At a distance of 10 km from the city, the Gandhi temple is located in Harijanpada, an all-Dalit colony that’s home to about 250 families. The former MLA was born here and was witness to numerous atrocities committed by ‘upper castes’. Back in those days, Dalits were banned from entering temples in several parts of India. In 1943, when Kumar was still in his teens, Gandhi held a general meeting at Sambalpur. According to Pramod, his father had attended it and was immensely inspired. It was then that he decided to build an all-caste, all-religion temple dedicated to Gandhi.
“Once the temple was completed in 1974, he appointed a priest from the Harijan community to conduct the rituals,” says Pramod Kumar. At the insistence of his elders, Kaliya Bag, a peon at a local women’s college, took up the responsibility. He had no prior experience in conducting rituals and so he got himself a how-to book on Hindu worship and taught himself how to be a priest. Four decades since his self-education, the 79-year- old still performs his duties.
Perhaps as a fitting tribute to the Mahatma, the people who keep him company in the inner sanctum transcend the barriers of caste, language and ideology. Next to the brass statue of the Mahatma, there hangs a portrait of Dr Babasaheb Ambedkar, Subhash Chandra Bose, Swami Vivekananda, even Indira Gandhi. At the feet of the Mahatma’s statue, there is the usual paraphernalia of flowers, kalash, bell and a copy of the Bhagwad Gita.
A soft-spoken Kumar solemnly nods when I tell him about my pilgrimage. Without offering any comments on the other temples, he says that he doesn’t see the Mahatma temple as an exception to the conventional idea of worship. “See, like there is Lord Krishna or Rama… nobody has seen them. We make temples in their name based on the Shastras and their lore. After a hundred years, there won’t be anyone left who has seen Gandhi. He, too, will then be considered a god,” he says.
That evening, Bag does not conduct the rituals. Taking his place is a dhoti-clad man in his mid-thirties. He seems inexperienced, and frequent- ly turns to look at Bag for approval, who stands on the front steps of the temple, guiding him on how to go about it. Throughout the hour, which also features a reading from the Bhagwad Gita, Bag continues to man the entrance, his hands folded in reverence. Then it is time for the recital of Raghupati Raghav Raja Ram, the hallmark of Gandhi’s prayer meetings.

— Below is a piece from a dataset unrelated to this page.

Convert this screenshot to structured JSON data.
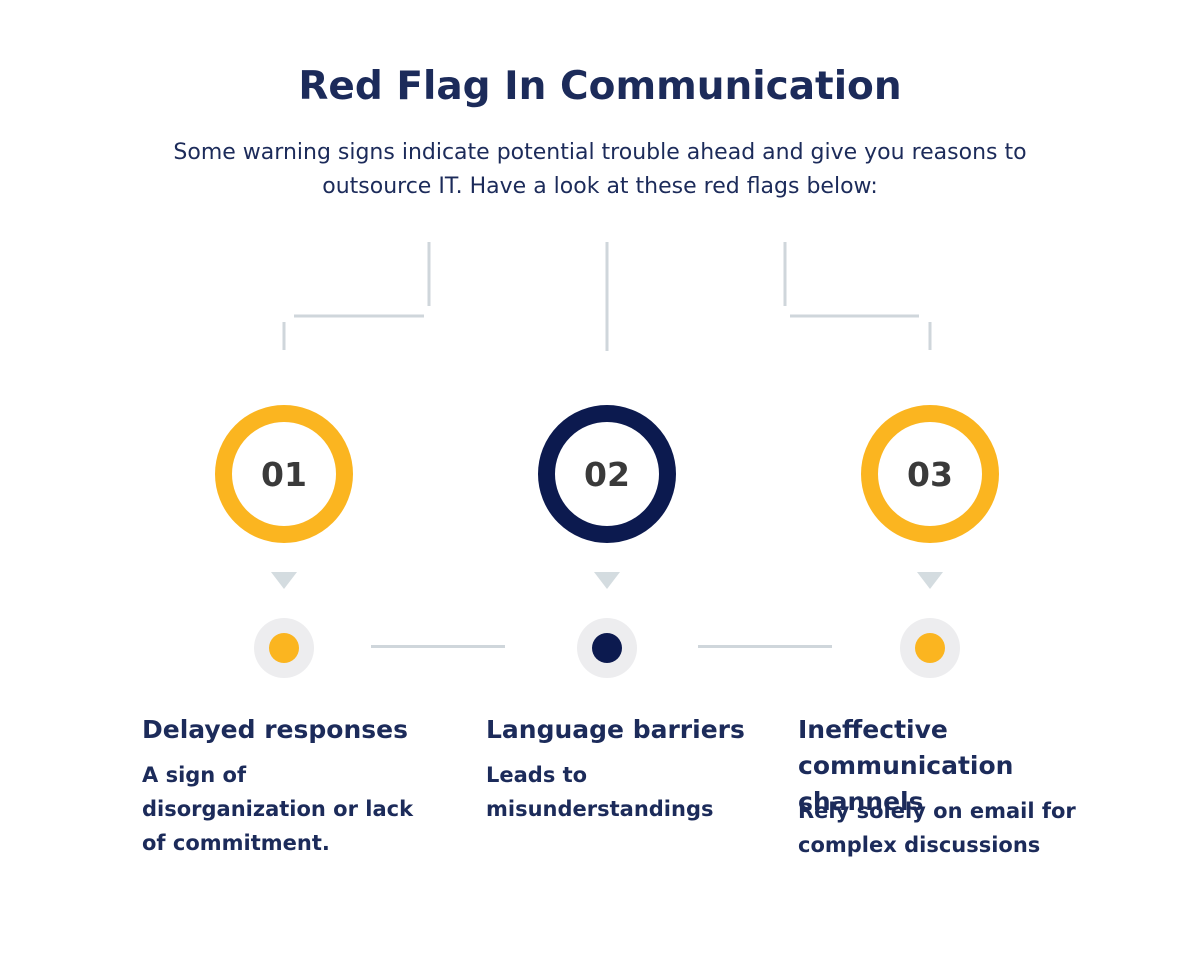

As I watch Bag recite the bhajan under his breath, his voice drowned out by the enthusiastic children in the portico, I recall a conversation Kumar was having with a local earlier, informing him of the arrival of a newborn in Bag’s household.
“…so he won’t be coming to the temple today,” Kumar had said.
“Why?” I had asked.
It was time for a lesson in cultural intelligence: whenever a child is born in the family, restrictions are placed on all members of the family. Until the umbilical stump falls off, one cannot—among other things —visit a temple. In the words of Kumar: “For now, he has become an untouchable.”